The houses in communities like Johnston Square will be replaced with gardens, urban farms and green space, with the intention that someday new homes and businesses will take their place.
Ralph Moore, 61, a longtime community activist in the East Baltimore neighborhood, recently walked past a shell that once housed a family with children who poured out the front door and into the nearby St. Frances Academy. The empty house is standing amid a half-demolished strip of the city’s trademark rowhouses.
Moore and others are glad, for now, to see the vacant houses come down. But they also say they’re expecting to hear in time about plans for redevelopment.
“I think you can’t talk about demolition without answering the question, ‘What’s going to come in its place and who’s going to benefit?’ ” Moore said. “We just don’t want a lot of tracts of vacant land like Detroit.”
Mayor Stephanie Rawlings-Blake says she understands the concern. “When change comes and when there isn’t an immediate market demand, it leaves a lot of unease because the future isn’t certain,” she said. But the goal, she stressed, is “renewal and strengthening our neighborhoods. … We’re not putting the properties on the back burner.”
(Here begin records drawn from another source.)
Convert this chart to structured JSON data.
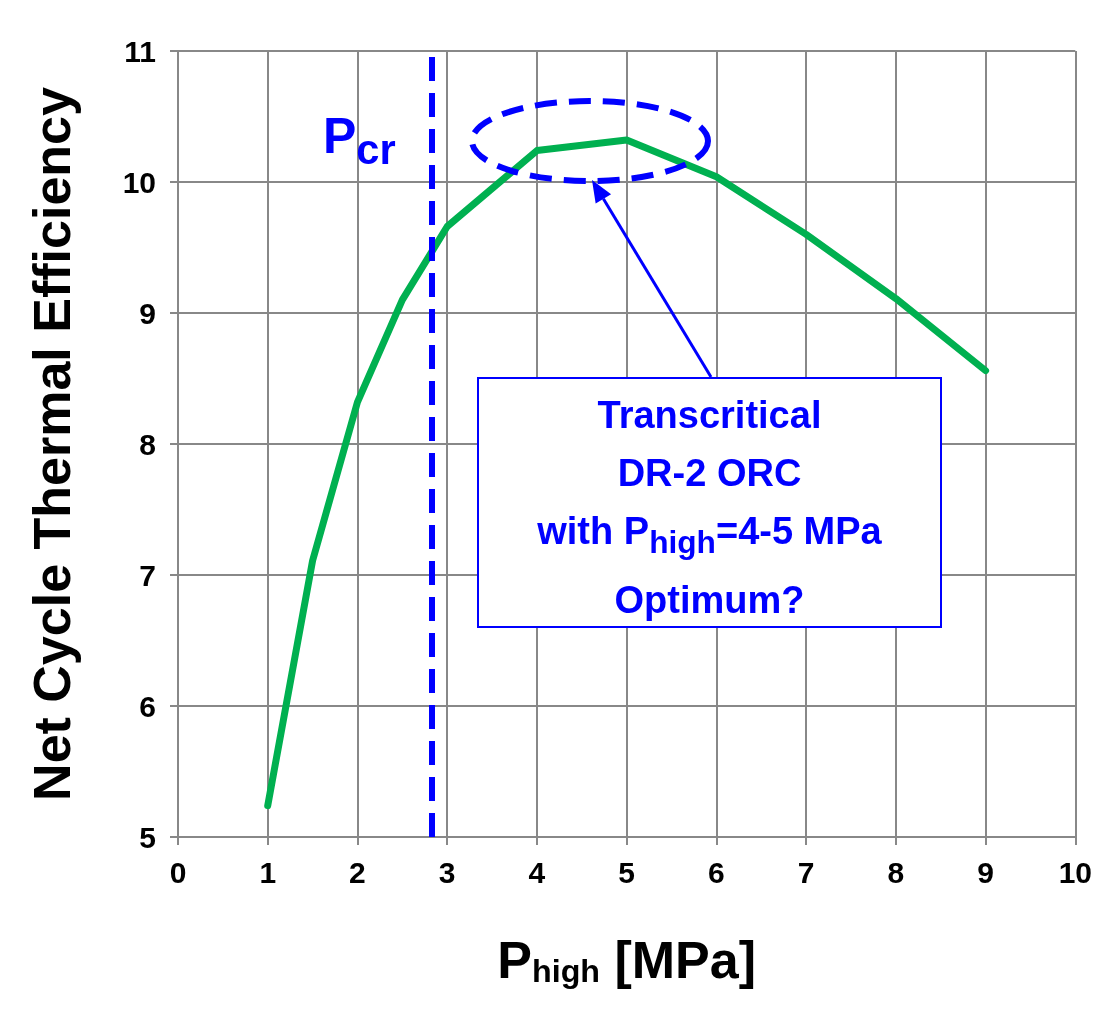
{
  "chart_data": {
    "type": "line",
    "xlabel": "P$_{high}$ [MPa]",
    "ylabel": "Net Cycle Thermal Efficiency",
    "x": [
      1,
      1.5,
      2,
      2.5,
      3,
      4,
      5,
      6,
      7,
      8,
      9
    ],
    "series": [
      {
        "color": "#00b050",
        "values": [
          5.24,
          7.11,
          8.32,
          9.1,
          9.66,
          10.24,
          10.32,
          10.04,
          9.6,
          9.11,
          8.56
        ]
      }
    ],
    "xlim": [
      0,
      10
    ],
    "xticks": [
      0,
      1,
      2,
      3,
      4,
      5,
      6,
      7,
      8,
      9,
      10
    ],
    "ylim": [
      5,
      11
    ],
    "yticks": [
      5,
      6,
      7,
      8,
      9,
      10,
      11
    ],
    "grid": true,
    "marker": "none",
    "line_style": "solid",
    "ref_lines": [
      {
        "axis": "x",
        "value": 2.83,
        "label": "P$_{cr}$",
        "color": "#0000ff",
        "line_style": "dashed"
      }
    ],
    "annotations": [
      "Transcritical\nDR-2 ORC\nwith P$_{high}$=4-5 MPa\nOptimum?"
    ]
  }
}
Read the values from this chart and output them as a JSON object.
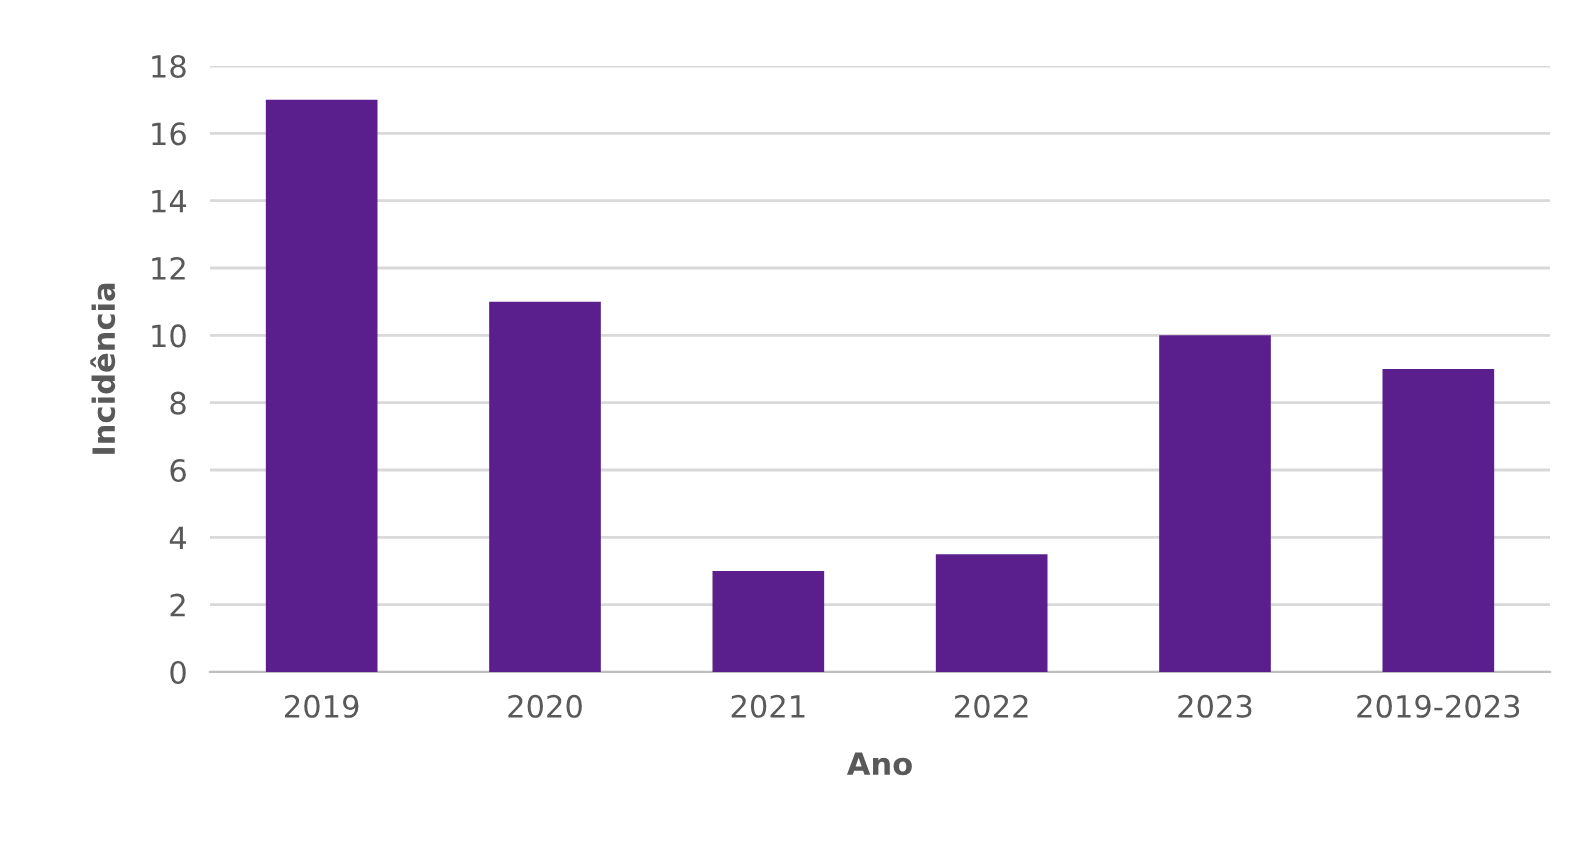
{
  "chart_data": {
    "type": "bar",
    "xlabel": "Ano",
    "ylabel": "Incidência",
    "categories": [
      "2019",
      "2020",
      "2021",
      "2022",
      "2023",
      "2019-2023"
    ],
    "values": [
      17,
      11,
      3,
      3.5,
      10,
      9
    ],
    "color": "#5a1f8c",
    "ylim": [
      0,
      18
    ],
    "yticks": [
      0,
      2,
      4,
      6,
      8,
      10,
      12,
      14,
      16,
      18
    ],
    "grid": "y"
  }
}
The demolition schedule is part of the mayor’s Vacants to Value program, which she calls a data- and market-driven approach to ridding Baltimore of a sizable portion of its 16,000 vacant, blighted houses over the next 10 years. The goal is to systematically assess vacant houses, restore those that are viable, and demolish whole swaths of those that are not, in the process creating sites for eventual redevelopment.”